Application of rational function model to satellite images with the correlation analysis

Abstract

RFM (Rational Function Model) is universally applicable to any types of sensors. The RFCs (Rational Function Coefficients) can be solved with or without knowing the physical sensor models. If the physical sensor model is available, so called terrain-independent solution can be used. Otherwise, the terrain-dependent solution should be applied. Most researches carried out recently have concentrated on the terrain-independent method, assuming that the physical sensor modelling is available. Most of high resolution satellite imagery launched recently, however, do not provide pertinent satellite ephemeris information to perform physical sensor model. For this it is required to have a general sensor model being independent on sensor types. In this case, the fitting accuracy of RFM highly depends on the terrain relief, the number of GCPs (Ground Control Points), and their distribution.

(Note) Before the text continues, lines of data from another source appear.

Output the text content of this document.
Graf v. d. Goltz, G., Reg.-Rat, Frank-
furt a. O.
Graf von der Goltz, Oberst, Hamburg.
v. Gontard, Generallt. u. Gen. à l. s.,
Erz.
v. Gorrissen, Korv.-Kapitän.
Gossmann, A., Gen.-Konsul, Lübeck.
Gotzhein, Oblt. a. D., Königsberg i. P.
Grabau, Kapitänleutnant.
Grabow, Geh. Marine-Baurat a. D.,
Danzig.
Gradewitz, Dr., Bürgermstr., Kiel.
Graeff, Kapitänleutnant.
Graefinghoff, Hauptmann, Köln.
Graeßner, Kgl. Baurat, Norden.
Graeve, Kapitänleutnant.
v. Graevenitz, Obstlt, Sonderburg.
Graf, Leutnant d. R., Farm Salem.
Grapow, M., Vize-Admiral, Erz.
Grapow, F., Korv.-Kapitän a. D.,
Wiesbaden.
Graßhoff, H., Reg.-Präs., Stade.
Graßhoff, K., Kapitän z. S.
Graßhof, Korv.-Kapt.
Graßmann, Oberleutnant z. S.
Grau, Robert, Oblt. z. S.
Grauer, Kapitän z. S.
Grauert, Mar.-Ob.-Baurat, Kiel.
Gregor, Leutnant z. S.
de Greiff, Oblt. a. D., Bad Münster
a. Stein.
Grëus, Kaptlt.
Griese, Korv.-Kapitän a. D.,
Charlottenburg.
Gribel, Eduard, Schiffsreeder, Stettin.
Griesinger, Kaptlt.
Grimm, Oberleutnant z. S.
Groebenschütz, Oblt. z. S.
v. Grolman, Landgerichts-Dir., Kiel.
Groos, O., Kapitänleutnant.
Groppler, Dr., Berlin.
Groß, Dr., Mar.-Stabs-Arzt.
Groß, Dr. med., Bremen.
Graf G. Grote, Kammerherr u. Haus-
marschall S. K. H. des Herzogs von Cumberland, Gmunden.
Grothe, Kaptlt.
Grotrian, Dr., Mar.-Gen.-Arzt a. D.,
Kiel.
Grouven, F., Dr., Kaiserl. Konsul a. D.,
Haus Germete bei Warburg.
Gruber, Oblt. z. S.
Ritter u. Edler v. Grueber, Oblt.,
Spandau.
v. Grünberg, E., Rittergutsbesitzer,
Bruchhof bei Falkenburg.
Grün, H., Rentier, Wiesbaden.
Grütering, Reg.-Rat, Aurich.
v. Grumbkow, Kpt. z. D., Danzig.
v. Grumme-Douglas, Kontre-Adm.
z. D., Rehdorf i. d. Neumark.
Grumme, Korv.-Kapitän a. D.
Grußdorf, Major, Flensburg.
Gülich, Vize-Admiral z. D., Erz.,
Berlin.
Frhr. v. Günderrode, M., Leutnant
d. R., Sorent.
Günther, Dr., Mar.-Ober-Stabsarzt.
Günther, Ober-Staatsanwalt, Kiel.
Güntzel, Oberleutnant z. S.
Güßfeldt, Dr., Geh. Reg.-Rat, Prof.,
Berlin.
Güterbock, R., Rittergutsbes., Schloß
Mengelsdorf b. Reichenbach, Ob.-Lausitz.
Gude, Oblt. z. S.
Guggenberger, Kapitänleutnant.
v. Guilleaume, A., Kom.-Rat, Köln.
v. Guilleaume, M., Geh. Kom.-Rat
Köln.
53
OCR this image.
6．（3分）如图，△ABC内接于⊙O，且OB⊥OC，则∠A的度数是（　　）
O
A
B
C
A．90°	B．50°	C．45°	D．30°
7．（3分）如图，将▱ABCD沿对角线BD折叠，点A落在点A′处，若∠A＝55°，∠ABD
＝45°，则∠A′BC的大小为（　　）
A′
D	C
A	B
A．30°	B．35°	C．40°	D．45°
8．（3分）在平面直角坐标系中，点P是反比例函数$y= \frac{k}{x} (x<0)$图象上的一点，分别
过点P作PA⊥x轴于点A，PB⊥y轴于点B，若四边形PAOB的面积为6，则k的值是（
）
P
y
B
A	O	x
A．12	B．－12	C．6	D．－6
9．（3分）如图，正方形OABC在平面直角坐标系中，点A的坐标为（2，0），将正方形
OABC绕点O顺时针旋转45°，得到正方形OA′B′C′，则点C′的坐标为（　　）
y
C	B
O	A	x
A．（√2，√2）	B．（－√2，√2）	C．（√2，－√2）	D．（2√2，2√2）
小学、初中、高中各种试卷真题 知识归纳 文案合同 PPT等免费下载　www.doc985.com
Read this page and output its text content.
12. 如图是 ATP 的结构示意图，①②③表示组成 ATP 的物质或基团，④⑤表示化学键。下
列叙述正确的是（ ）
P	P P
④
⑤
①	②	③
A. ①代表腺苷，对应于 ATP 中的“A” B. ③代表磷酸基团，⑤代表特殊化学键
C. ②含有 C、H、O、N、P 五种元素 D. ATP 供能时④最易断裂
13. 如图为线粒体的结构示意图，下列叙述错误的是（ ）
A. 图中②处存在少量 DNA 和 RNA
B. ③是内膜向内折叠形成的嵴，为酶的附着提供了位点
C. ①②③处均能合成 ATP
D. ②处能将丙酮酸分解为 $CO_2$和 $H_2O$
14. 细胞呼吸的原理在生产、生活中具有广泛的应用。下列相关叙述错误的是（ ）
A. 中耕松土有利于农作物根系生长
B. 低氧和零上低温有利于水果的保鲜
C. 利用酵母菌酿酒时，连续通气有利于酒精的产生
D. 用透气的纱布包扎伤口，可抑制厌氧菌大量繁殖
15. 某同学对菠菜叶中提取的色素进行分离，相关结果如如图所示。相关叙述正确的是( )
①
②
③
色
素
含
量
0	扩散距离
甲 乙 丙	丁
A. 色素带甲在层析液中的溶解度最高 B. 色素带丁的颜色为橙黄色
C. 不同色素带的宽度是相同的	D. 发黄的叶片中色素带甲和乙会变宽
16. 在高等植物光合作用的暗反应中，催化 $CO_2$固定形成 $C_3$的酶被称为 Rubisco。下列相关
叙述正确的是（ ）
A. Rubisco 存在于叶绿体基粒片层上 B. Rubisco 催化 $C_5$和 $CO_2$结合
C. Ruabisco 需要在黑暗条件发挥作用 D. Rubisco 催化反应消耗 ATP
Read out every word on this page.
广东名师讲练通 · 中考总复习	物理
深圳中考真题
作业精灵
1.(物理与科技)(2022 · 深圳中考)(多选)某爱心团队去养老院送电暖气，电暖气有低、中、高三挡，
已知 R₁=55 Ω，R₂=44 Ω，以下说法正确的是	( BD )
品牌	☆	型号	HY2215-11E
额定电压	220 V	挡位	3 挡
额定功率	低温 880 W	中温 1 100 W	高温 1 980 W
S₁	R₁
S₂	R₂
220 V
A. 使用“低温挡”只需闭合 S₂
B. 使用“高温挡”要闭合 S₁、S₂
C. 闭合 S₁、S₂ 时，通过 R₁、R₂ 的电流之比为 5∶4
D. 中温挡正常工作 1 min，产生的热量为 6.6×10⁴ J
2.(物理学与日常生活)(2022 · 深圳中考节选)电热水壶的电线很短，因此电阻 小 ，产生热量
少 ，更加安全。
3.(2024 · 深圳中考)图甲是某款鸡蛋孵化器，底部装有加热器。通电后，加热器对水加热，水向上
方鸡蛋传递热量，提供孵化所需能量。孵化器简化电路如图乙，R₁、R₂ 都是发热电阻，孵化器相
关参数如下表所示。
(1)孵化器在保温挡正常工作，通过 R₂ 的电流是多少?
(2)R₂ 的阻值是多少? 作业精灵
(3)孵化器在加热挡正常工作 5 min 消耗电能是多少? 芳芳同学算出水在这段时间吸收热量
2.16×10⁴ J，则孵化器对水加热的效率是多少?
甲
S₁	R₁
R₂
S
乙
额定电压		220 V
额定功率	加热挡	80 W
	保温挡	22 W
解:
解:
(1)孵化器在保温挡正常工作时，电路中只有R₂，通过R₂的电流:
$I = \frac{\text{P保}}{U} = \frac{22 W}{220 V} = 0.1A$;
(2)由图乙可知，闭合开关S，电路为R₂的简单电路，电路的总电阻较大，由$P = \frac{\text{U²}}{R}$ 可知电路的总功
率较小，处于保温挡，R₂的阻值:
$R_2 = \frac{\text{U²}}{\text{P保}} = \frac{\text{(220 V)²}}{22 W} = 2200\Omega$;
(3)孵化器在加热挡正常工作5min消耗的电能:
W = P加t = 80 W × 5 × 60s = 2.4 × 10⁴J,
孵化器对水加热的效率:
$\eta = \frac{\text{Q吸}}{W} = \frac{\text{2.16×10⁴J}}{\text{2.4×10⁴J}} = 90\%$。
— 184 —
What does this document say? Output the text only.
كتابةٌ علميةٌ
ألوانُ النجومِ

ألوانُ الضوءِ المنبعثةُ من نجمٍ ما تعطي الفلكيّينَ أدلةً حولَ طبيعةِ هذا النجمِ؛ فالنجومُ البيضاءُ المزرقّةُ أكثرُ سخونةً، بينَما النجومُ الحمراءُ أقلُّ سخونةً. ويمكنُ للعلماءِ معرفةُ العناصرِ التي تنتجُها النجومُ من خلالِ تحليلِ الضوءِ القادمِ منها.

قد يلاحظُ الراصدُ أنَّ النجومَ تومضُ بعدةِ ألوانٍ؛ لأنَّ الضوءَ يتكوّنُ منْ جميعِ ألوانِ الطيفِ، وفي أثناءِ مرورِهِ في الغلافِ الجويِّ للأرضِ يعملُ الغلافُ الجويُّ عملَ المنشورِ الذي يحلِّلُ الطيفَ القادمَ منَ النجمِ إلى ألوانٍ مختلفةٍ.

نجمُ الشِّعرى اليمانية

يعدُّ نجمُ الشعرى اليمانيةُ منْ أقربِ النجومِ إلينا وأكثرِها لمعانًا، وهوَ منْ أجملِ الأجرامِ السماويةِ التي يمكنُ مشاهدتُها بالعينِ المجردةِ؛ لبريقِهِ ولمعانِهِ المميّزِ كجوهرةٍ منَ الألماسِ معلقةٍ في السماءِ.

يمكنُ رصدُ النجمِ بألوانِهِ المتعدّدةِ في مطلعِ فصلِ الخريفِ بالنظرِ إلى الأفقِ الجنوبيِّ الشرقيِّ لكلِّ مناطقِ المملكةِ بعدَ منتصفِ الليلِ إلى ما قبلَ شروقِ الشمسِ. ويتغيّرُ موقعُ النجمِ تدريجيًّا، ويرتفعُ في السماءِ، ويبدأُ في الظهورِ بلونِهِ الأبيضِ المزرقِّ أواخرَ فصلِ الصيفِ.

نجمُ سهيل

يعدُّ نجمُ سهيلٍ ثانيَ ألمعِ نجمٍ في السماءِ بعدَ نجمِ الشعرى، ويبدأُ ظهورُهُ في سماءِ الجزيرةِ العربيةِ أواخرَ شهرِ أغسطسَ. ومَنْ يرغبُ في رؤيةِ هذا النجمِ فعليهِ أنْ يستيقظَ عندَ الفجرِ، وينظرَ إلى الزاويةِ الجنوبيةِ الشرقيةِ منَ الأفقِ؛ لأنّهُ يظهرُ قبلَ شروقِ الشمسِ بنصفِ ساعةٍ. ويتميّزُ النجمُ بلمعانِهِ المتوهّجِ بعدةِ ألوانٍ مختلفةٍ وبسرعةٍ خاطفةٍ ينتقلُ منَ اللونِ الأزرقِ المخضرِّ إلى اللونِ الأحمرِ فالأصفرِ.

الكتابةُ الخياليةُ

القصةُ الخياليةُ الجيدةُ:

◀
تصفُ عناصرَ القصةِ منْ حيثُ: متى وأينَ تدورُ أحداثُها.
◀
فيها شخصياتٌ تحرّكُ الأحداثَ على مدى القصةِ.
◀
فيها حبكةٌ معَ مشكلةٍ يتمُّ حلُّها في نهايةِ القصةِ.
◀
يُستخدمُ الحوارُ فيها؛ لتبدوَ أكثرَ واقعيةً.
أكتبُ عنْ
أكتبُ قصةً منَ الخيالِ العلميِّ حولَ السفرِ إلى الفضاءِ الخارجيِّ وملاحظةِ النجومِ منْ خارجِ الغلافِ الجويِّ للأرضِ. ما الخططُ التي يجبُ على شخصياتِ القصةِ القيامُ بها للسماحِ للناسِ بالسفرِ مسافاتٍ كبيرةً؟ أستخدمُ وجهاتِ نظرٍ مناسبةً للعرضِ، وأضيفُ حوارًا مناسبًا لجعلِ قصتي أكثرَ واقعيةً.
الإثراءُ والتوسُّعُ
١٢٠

Moreover the terrain-dependent RFM can be deteriorated by the over- parameterization among the polynomial coefficients. This research focused on the development of techniques to improve RFM solution, a matching technique, and the DEM (Digital Elevation Model) generation through the correlation analysis using the terrain-dependent solution. As a result, for KOMPSAT stereo image pairs over-parameterization problem has been successfully adjusted by choosing the optimal RFCs with the intensive correlation analysis. Also, the object space image matching technique using optimal RFCs could reduce searching area to a line. This matching algorithm adopted piecewise epipolar line for each corresponding height interval. Results show that the accuracy of image matching is reliable. About 55,180 matching points were obtained from object space image matching technique, and a DEM generated from these points shows the comparable accuracy with that of the DEM generated from the rigorous sensor model. RMS errors in northerly and easterly directions are 18.107 m and 32.278m respectively, and RMS errors in height direction is 34.577 m.